Als ich einst trostlos über meine
Lage nachdachte, fiel mir ein, daß ich oft in Franken Männer meines
Volkes gesehen hatte, die das Land durchzogen und ihre Waren auf den
Märkten der Städte auslegten; ich erinnerte mich, daß man ihnen gerne
abkaufte, weil sie aus der Fremde kamen, und daß man bei solchem
Handel das Hundertfache erwerben könne. Sogleich war auch mein
Entschluß gefaßt. Ich verkaufte mein väterliches Haus, gab einen
Teil des gelösten Geldes einem bewährten Freunde zum Aufbewahren, von
dem übrigen aber kaufte ich, was man in Franken selten hat, wie
Schals, seidene Zeuge, Salben und Öle, mietete einen Platz auf einem
Schiff und trat so meine zweite Reise nach Franken an.
Es schien, als ob das Glück, sobald ich die Schlösser der Dardanellen
im Rücken hatte, mir wieder günstig geworden wäre. Unsere Fahrt war
kurz und glücklich. Ich durchzog die großen und kleinen Städte der
Franken und fand überall willige Käufer meiner Waren. Mein Freund in
Stambul sandte mir immer wieder frische Vorräte, und ich wurde von
Tag zu Tag wohlhabender. Als ich endlich so viel erspart hatte, daß
ich glaubte, ein größeres Unternehmen wagen zu können, zog ich mit
meinen Waren nach Italien. Etwas muß ich aber noch gestehen, was mir
auch nicht wenig Geld einbrachte: ich nahm auch meine Arzneikunst zu
Hilfe. Wenn ich in eine Stadt kam, ließ ich durch Zettel verkünden,
daß ein griechischer Arzt da sei, der schon viele geheilt habe; und
wahrlich, mein Balsam und meine Arzneien haben mir manche Zechine
eingebracht.
So war ich endlich nach der Stadt Florenz in Italien gekommen. Ich
nahm mir vor, längere Zeit in dieser Stadt zu bleiben, teils weil sie
mir so wohl gefiel, teils auch, weil ich mich von den Strapazen
meines Umherziehens erholen wollte. Ich mietete mir ein Gewölbe in
dem Stadtviertel St. Croce und nicht weit davon ein paar schöne
Zimmer, die auf einen Altan führten, in einem Wirtshaus. Sogleich
ließ ich auch meine Zettel umhertragen, die mich als Arzt und
Kaufmann ankündigten. Ich hatte kaum mein Gewölbe eröffnet, so
strömten auch die Käufer herzu, und ob ich gleich ein wenig hohe
Preise hatte, so verkaufte ich doch mehr als andere, weil ich
gefällig und freundlich gegen meine Kunden war. Ich hatte schon vier
Tage vergnügt in Florenz verlebt, als ich eines Abends, da ich schon
mein Gewölbe schließen und nur die Vorräte in meinen Salbenbüchsen
nach meiner Gewohnheit noch einmal mustern wollte, in einer kleinen
Büchse einen Zettel fand, den ich mich nicht erinnerte, hineingetan
zu haben. Ich öffnete den Zettel und fand darin eine Einladung,
diese Nacht Punkt zwölf Uhr auf der Brücke, die man Ponte vecchio
heißt, mich einzufinden. Ich sann lange darüber nach, wer es wohl
sein könnte, der mich dorthin einlud, da ich aber keine Seele in
Florenz kannte, dachte ich, man werde mich vielleicht heimlich zu
irgendeinem Kranken führen wollen, was schon öfter geschehen war.

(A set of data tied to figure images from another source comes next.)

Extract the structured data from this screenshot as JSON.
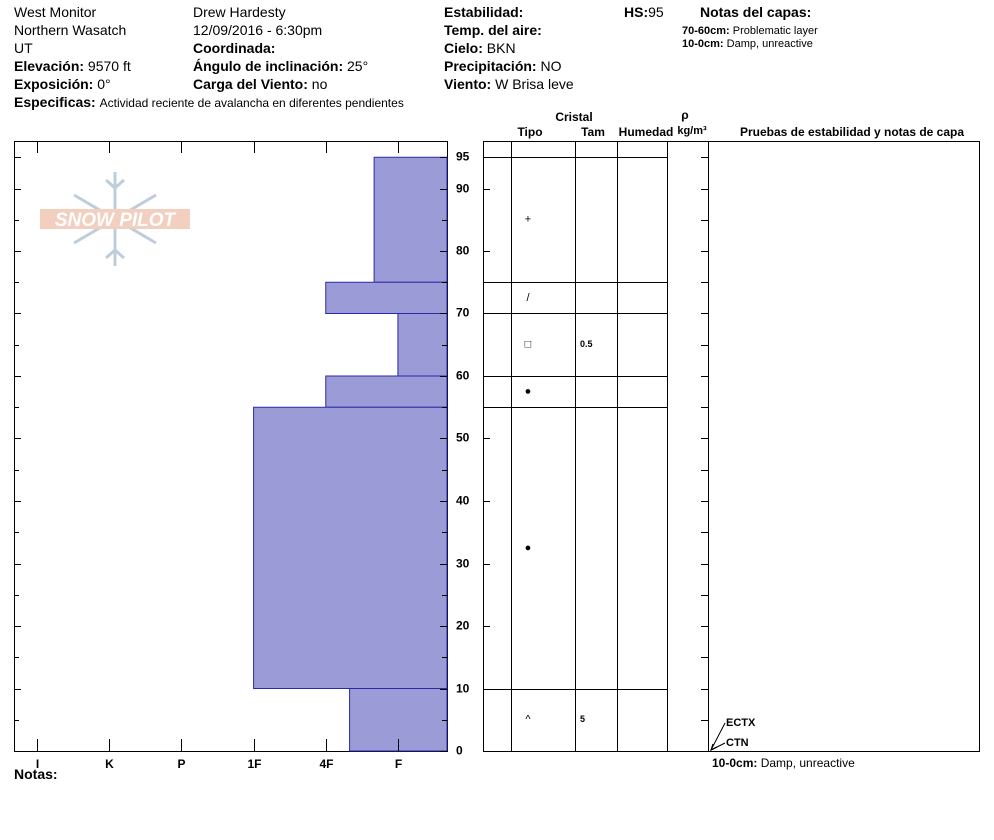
{
  "header": {
    "location": "West Monitor",
    "range": "Northern Wasatch",
    "state": "UT",
    "elevation": {
      "label": "Elevación:",
      "value": "9570 ft"
    },
    "aspect": {
      "label": "Exposición:",
      "value": "0°"
    },
    "specifics": {
      "label": "Especificas:",
      "value": "Actividad reciente de avalancha en diferentes pendientes"
    },
    "observer": "Drew Hardesty",
    "datetime": "12/09/2016 - 6:30pm",
    "coordinates": {
      "label": "Coordinada:"
    },
    "slope": {
      "label": "Ángulo de inclinación:",
      "value": "25°"
    },
    "wind_loading": {
      "label": "Carga del Viento:",
      "value": "no"
    },
    "stability": {
      "label": "Estabilidad:"
    },
    "air_temp": {
      "label": "Temp. del aire:"
    },
    "sky": {
      "label": "Cielo:",
      "value": "BKN"
    },
    "precip": {
      "label": "Precipitación:",
      "value": "NO"
    },
    "wind": {
      "label": "Viento:",
      "value": "W Brisa leve"
    },
    "hs": {
      "label": "HS:",
      "value": 95
    },
    "layer_notes": {
      "title": "Notas del capas:",
      "items": [
        {
          "range": "70-60cm:",
          "text": "Problematic layer"
        },
        {
          "range": "10-0cm:",
          "text": "Damp, unreactive"
        }
      ]
    }
  },
  "logo": "SNOW PILOT",
  "chart_data": {
    "type": "hardness_profile",
    "xlim": [
      6.32,
      0.32
    ],
    "xticks": [
      {
        "value": 6,
        "label": "I"
      },
      {
        "value": 5,
        "label": "K"
      },
      {
        "value": 4,
        "label": "P"
      },
      {
        "value": 3,
        "label": "1F"
      },
      {
        "value": 2,
        "label": "4F"
      },
      {
        "value": 1,
        "label": "F"
      }
    ],
    "ylim": [
      0,
      97.6
    ],
    "yticks": [
      0,
      10,
      20,
      30,
      40,
      50,
      60,
      70,
      80,
      90,
      95
    ],
    "minor_yticks": [
      5,
      15,
      25,
      35,
      45,
      55,
      65,
      75,
      85
    ],
    "color": "#9b9bd8",
    "layers": [
      {
        "top": 95,
        "bottom": 75,
        "hardness": 1.33
      },
      {
        "top": 75,
        "bottom": 70,
        "hardness": 2
      },
      {
        "top": 70,
        "bottom": 60,
        "hardness": 1
      },
      {
        "top": 60,
        "bottom": 55,
        "hardness": 2
      },
      {
        "top": 55,
        "bottom": 10,
        "hardness": 3
      },
      {
        "top": 10,
        "bottom": 0,
        "hardness": 1.67
      }
    ]
  },
  "grain_table": {
    "headers": {
      "crystal": "Cristal",
      "type": "Tipo",
      "size": "Tam",
      "moisture": "Humedad",
      "rho": "ρ",
      "density_unit": "kg/m³",
      "tests": "Pruebas de estabilidad y notas de capa"
    },
    "layers": [
      {
        "grain": "+"
      },
      {
        "grain": "/"
      },
      {
        "grain": "□",
        "size": "0.5"
      },
      {
        "grain": "●"
      },
      {
        "grain": "●"
      },
      {
        "grain": "^",
        "size": "5"
      }
    ]
  },
  "tests": [
    {
      "label": "ECTX",
      "depth": 0
    },
    {
      "label": "CTN",
      "depth": 0
    }
  ],
  "test_note": {
    "range": "10-0cm:",
    "text": "Damp, unreactive"
  },
  "notes_label": "Notas:"
}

Ich beschloß also hinzugehen, doch hing ich zur Vorsicht den Säbel um,
den mir einst mein Vater geschenkt hatte.
Als es stark gegen Mitternacht ging, machte ich mich auf den Weg und
kam bald auf die Ponte vecchio. Ich fand die Brücke verlassen und
öde und beschloß zu warten, bis er erscheinen würde, der mich rief.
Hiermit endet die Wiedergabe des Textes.